On l’aura compris, définir des domaines d’activité stratégique autonomes apparaît comme une opération indispensable mais extrêmement délicate.
Une fois la segmentation stratégique réalisée, c’est-à-dire les DAS identifiés, l’entreprise doit être en mesure de formuler une stratégie pour chacun d’eux, de décentraliser les décisions opérationnelles, et donc de prendre ces décisions en cohérence avec les enjeux spécifiques de chaque unité sans que cela n’affecte les autres.

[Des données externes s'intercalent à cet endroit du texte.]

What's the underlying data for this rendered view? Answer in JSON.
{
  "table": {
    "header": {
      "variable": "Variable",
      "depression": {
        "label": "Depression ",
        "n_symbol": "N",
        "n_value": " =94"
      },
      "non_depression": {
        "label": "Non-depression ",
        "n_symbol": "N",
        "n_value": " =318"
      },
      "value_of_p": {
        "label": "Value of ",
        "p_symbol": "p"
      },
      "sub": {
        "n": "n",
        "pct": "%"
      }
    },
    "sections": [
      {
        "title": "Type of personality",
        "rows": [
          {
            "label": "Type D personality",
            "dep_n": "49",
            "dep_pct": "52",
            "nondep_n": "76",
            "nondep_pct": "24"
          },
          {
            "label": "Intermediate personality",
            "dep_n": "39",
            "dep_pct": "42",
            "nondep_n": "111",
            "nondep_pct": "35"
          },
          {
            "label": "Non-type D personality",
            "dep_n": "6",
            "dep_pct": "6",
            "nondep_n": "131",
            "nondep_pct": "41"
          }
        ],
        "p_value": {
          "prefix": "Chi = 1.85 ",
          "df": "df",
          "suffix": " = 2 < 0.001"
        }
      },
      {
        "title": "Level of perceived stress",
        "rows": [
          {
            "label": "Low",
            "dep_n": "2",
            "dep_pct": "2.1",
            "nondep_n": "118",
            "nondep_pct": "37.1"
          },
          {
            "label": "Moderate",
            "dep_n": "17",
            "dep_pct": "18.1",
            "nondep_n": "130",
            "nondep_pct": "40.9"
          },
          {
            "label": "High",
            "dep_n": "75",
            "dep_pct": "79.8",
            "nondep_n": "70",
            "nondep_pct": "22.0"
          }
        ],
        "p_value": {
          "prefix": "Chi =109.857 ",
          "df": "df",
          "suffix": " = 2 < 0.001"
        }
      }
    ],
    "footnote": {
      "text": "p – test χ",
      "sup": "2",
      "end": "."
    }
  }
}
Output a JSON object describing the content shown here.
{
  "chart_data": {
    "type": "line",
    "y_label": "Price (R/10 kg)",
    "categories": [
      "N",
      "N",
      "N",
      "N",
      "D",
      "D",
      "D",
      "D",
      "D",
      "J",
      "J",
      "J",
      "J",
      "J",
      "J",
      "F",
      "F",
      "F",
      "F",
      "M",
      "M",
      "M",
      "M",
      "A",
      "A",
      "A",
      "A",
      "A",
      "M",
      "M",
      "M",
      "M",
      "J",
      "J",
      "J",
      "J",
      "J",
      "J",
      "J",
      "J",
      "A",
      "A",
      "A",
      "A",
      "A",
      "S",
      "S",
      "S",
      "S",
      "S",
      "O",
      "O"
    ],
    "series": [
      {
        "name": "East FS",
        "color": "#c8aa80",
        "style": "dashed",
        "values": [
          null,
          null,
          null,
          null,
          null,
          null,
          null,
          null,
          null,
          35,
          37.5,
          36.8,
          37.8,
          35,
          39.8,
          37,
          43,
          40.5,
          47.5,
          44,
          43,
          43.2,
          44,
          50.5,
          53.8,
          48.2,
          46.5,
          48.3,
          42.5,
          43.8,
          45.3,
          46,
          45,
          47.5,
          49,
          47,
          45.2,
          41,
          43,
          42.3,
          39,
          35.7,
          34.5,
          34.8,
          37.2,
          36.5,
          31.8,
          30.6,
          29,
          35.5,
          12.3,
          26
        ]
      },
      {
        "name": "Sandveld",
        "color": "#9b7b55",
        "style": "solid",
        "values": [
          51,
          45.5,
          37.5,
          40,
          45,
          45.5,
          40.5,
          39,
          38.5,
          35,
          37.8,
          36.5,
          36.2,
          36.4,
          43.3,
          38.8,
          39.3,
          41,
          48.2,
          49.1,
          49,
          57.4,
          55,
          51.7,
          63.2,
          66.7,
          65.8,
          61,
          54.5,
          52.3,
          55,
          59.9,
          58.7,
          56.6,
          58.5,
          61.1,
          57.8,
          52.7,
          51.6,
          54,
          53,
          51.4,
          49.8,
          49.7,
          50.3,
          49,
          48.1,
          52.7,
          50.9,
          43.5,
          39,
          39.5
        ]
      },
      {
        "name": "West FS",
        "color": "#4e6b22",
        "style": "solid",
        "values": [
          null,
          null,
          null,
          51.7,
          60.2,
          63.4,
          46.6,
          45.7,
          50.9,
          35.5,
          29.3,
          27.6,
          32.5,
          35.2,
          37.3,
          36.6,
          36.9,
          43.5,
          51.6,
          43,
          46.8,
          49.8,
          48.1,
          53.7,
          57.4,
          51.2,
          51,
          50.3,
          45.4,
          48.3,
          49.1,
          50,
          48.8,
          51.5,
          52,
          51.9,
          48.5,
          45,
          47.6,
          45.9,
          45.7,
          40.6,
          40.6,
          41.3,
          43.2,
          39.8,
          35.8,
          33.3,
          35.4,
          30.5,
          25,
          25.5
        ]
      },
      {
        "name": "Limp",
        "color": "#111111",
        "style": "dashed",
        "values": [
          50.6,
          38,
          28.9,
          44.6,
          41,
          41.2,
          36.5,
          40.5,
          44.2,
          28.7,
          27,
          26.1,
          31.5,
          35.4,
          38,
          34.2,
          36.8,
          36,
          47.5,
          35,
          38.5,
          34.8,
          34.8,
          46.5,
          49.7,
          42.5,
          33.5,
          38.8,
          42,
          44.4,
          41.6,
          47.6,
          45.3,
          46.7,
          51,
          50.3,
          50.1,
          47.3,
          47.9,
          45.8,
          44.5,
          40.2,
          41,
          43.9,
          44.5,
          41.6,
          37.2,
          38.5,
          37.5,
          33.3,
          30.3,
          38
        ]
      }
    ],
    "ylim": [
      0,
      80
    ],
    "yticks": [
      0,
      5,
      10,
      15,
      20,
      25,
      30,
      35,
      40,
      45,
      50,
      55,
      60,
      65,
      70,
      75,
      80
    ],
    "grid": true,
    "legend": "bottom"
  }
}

Prenons ainsi l’exemple de Limagrain, 4e semencier mondial avec un chiffre d’affaires de 2,5 Md€, 10 000 salariés dont 2 000 chercheurs répartis dans plus de 50 pays. Ce groupe coopératif a aujourd’hui une activité très diversifiée : c’est le leader européen en « farines fonctionnelles », le numéro 2 français dans l’industrie boulangère, le 3ème en pâtisserie industrielle avec sa filiale Jacquet Brossard. Le critère central de segmentation des activités de Limagrain a été la proximité du groupe avec ses nombreux marchés, divers en termes de produits et d’implantation géographique. Le groupe s’est ainsi organisé en trois grandes familles de produits : semences de grandes cultures, semences potagères et produits céréaliers. Chacune de ces familles a été à son tour subdivisée en cinq sous familles, que nous pouvons considérer comme des DAS : Semences de grandes cultures, Semences potagères, Produits de jardin, Boulangerie-Pâtisserie et Ingrédients céréaliers. Chacune de ces business units est organisée autour de plusieurs sous-unités, au nombre de 12 chez Limagrain. Elles constituent des entités autonomes, avec des objectifs et des ressources propres pour mieux répondre aux attentes spécifiques de ses clients, prendre des décisions plus rapidement et ainsi s’adapter très vite aux évolutions du marché et de la concurrence.